🤖 AI Summary
Existing point cloud sampling methods lack task awareness, often introducing redundant points, resulting in low efficiency and requiring post-processing. This paper proposes a contribution-driven learnable sampling network that formulates sampling as a differentiable Top-k selection, jointly optimizing for task relevance and point uniqueness. Key contributions include: (1) the first differentiable Top-k approximation based on entropy-regularized optimal transport; and (2) a novel architecture integrating spatial pooling embedding, cascaded offset attention, and contribution scoring modules for end-to-end semantic-aware optimization. Evaluated on ModelNet40 and PU147, our method achieves state-of-the-art performance across classification, registration, compression, and surface reconstruction tasks—demonstrating significant improvements in both accuracy and computational efficiency.
📝 Abstract
Point cloud sampling plays a crucial role in reducing computation costs and storage requirements for various vision tasks. Traditional sampling methods, such as farthest point sampling, lack task-specific information and, as a result, cannot guarantee optimal performance in specific applications. Learning-based methods train a network to sample the point cloud for the targeted downstream task. However, they do not guarantee that the sampled points are the most relevant ones. Moreover, they may result in duplicate sampled points, which requires completion of the sampled point cloud through post-processing techniques. To address these limitations, we propose a contribution-based sampling network (CS-Net), where the sampling operation is formulated as a Top-k operation.

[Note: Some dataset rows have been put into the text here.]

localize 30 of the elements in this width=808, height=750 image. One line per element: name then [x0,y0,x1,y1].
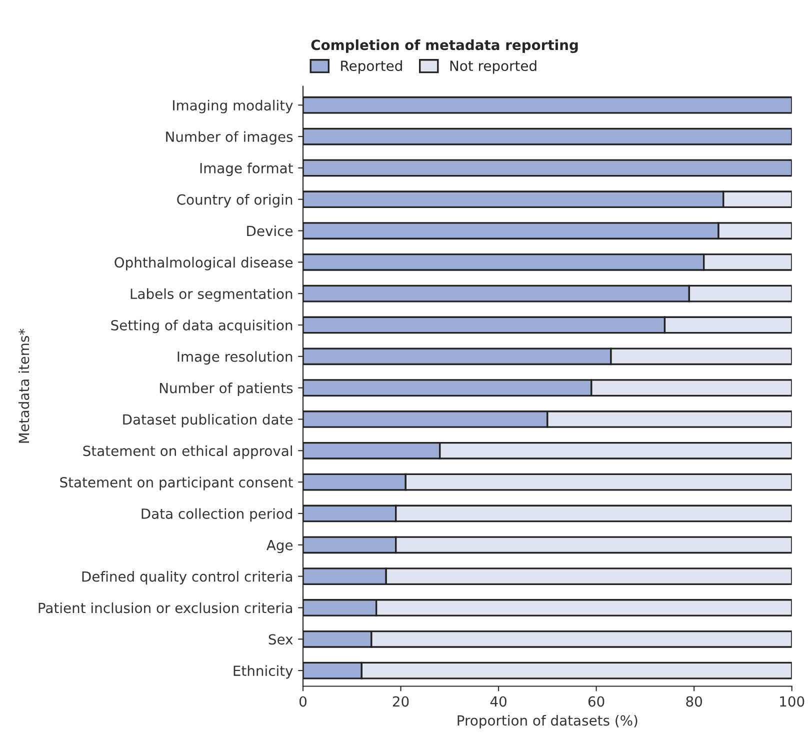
y-tick-label: Age [266,540,293,554]
y-tick-label: Country of origin [177,194,292,208]
y-tick-label: Number of patients [160,382,293,396]
y-tick-label: Image format [200,162,293,176]
y-tick-label: Statement on participant consent [60,476,293,490]
legend-title: Completion of metadata reporting [311,39,578,53]
y-tick-label: Statement on ethical approval [83,445,292,459]
x-tick-label: 20 [392,696,409,707]
x-tick-label: 100 [780,696,804,707]
y-tick-label: Defined quality control criteria [82,571,292,584]
y-tick-label: Image resolution [178,351,292,365]
y-tick-label: Imaging modality [173,100,293,114]
y-tick-label: Labels or segmentation [130,288,292,302]
y-tick-label: Ophthalmological disease [114,256,293,270]
x-tick-label: 0 [299,696,306,707]
y-axis-title: Metadata items* [18,328,30,443]
y-tick-label: Data collection period [142,508,292,522]
y-tick-label: Ethnicity [234,665,293,679]
y-tick-label: Setting of data acquisition [111,320,292,334]
y-tick-label: Number of images [166,131,293,145]
y-tick-label: Patient inclusion or exclusion criteria [38,602,292,614]
y-tick-label: Sex [268,634,293,645]
legend-label: Reported [341,60,402,74]
x-tick-label: 60 [588,696,604,707]
y-tick-label: Dataset publication date [123,414,293,428]
x-tick-label: 80 [686,696,702,707]
y-tick-label: Device [247,225,293,236]
x-axis-title: Proportion of datasets (%) [458,714,638,728]
x-tick-label: 40 [490,696,506,707]
legend-label: Not reported [450,60,536,74]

To ensure that the network can be trained in an end-to-end way using gradient descent algorithms, we use a differentiable approximation to the Top-k operation via entropy regularization of an optimal transport problem. Our network consists of a feature embedding module, a cascade attention module, and a contribution scoring module. The feature embedding module includes a specifically designed spatial pooling layer to reduce parameters while preserving important features. The cascade attention module combines the outputs of three skip connected offset attention layers to emphasize the attractive features and suppress less important ones. The contribution scoring module generates a contribution score for each point and guides the sampling process to prioritize the most important ones. Experiments on the ModelNet40 and PU147 showed that CS-Net achieved state-of-the-art performance in two semantic-based downstream tasks (classification and registration) and two reconstruction-based tasks (compression and surface reconstruction).